Posted March. 13, 2008 03:06,   


“Weekend Pass,” created in the run-up to the 1988 U.S. presidential election by the Republican Party, is considered the worst negative TV ad ever in U.S. history. The commercial targeted Michael Dukakis, then Democratic presidential candidate and former governor of Massachusetts. It was also called the “Willie Horton” ad, named after a prisoner who was freed on a weekend prison furlough program, which Massachusetts Governor Dukakis championed. While on his weekend leave, Horton sexually assaulted his white fiancé. The ad aimed at provoking fear among voters with the message that “Dukakis let black murderers wander freely.” Consequently, support for Dukakis nosedived.

It was Dwight D. Eisenhower who first made use of TV ads. In 1952, he seized the momentum in the presidential race by placing "Eisenhower Answers America" TV spots. Since then, TV ads have played a critical role in turning the tide of presidential elections. The method of ads has varied from emphasizing the advantages of a candidate and key election issues to lashing out at rival candidates.

Currently, a TV ad placed by Hillary Clinton, locked in a neck-and-neck race with Barack Obama, is the talk of the town. The ad says, “It’s 3 a.m. and your children are safe and asleep, but there’s a phone in the White House and it’s ringing. Something is happening in the world.
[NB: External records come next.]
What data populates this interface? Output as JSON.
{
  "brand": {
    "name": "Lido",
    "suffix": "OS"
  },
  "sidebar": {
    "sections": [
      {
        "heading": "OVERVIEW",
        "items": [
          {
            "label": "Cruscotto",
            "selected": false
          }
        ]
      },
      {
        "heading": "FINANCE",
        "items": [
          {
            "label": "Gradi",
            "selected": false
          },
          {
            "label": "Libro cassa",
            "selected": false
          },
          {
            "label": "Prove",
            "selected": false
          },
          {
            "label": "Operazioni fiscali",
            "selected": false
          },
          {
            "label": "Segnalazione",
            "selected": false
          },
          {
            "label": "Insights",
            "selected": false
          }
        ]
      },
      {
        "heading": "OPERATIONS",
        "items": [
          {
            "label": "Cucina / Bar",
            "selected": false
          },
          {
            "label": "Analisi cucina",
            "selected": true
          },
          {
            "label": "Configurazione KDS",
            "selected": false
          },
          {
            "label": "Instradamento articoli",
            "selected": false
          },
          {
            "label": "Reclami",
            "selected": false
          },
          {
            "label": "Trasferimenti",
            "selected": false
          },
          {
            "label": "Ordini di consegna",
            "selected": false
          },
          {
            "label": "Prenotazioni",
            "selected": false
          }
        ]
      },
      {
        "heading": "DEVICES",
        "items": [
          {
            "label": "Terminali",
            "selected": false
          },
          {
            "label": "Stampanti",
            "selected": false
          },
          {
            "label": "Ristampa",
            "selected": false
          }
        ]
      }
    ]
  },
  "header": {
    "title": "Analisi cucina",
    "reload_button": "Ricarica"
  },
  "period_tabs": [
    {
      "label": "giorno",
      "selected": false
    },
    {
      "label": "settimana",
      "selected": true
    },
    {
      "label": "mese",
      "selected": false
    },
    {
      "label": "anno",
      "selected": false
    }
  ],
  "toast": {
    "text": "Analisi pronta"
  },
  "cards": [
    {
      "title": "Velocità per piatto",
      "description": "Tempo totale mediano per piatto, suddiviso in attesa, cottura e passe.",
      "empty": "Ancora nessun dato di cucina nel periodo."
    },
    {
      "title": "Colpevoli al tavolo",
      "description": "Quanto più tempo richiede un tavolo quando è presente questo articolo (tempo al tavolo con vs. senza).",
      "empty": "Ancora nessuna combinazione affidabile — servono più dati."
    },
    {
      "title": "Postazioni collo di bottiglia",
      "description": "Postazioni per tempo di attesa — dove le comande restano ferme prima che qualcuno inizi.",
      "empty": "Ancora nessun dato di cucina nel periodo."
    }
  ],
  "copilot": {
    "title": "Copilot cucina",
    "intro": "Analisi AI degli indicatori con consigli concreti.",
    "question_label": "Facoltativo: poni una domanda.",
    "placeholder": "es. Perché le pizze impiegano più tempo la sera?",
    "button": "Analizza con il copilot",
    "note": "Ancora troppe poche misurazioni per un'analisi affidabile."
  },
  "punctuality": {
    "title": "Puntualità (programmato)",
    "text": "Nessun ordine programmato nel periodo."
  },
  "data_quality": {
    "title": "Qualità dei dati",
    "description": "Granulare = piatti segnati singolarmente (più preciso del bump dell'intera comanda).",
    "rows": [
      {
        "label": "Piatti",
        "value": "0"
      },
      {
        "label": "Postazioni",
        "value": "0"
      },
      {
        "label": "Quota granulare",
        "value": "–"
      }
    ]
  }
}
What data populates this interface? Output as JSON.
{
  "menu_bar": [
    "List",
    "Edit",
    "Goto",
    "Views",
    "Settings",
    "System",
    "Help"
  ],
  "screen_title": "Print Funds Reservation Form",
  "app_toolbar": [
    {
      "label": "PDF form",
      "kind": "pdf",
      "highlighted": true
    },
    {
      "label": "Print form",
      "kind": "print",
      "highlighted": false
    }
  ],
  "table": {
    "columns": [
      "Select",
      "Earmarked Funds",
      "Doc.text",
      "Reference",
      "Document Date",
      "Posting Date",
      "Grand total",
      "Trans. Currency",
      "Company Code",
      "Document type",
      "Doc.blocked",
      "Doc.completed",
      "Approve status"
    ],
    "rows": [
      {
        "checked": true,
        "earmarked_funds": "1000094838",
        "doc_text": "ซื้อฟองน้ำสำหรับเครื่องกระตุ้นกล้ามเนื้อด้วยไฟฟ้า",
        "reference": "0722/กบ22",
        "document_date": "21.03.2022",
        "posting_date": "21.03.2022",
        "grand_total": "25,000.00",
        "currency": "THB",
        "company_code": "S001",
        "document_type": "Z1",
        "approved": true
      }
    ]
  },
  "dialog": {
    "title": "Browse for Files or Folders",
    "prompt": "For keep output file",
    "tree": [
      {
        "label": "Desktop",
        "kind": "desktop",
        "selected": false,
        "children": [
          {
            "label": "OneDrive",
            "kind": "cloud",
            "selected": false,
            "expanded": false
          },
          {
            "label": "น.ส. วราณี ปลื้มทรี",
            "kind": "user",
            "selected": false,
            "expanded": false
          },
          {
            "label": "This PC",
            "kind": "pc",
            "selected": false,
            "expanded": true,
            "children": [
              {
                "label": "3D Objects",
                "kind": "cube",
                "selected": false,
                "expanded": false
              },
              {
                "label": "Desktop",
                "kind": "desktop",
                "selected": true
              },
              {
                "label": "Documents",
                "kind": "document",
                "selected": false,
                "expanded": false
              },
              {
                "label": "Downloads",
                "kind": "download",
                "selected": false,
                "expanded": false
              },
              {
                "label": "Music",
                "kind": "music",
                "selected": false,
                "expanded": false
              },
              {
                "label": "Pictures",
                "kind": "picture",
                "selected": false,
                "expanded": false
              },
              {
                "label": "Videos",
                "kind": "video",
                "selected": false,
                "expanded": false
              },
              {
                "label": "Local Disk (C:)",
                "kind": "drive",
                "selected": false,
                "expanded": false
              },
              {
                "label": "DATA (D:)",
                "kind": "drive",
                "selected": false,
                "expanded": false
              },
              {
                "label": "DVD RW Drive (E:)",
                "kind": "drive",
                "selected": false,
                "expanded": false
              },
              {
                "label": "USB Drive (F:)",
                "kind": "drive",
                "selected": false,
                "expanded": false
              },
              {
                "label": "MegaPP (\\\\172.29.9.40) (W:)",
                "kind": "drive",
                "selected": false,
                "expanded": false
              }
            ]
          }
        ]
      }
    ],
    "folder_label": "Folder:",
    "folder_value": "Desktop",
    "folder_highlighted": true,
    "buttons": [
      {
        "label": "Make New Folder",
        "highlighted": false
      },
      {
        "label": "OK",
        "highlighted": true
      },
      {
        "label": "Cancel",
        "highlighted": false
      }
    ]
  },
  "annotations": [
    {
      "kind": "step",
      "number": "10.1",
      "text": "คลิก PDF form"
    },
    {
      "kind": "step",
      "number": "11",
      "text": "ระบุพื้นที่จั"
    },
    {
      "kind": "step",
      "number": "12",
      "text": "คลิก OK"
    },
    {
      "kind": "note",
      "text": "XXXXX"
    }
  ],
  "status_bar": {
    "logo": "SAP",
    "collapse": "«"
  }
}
Who do you want answering the phone?"

The ad clearly conveys the message that Hillary Clinton is the only candidate eligible to be president. It implies that Clinton, who spent eight years as First Lady, is on a better footing than Obama in international politics. In fact, Hillary was engaged in international diplomacy 79 times under her husband’s administration, including efforts to resolve conflicts in Bosnia, Northern Ireland and India.

The Clinton Camp’s ambitious TV ad, however, seems to have fallen short of expectations. Rather, it was criticized for triggering unfounded fear. The Obama camp responded with its own TV ad saying, “In a dangerous world, it is judgment that matters, not experience.” However, it seems only one person has gained from these two TV ads: John McCain, the presumptive Republican presidential candidate. According to a Rasmussen poll, asking, “Who do you want to answer the White House phone at 3 a.m.,” 45 percent of respondents said “John McCain.”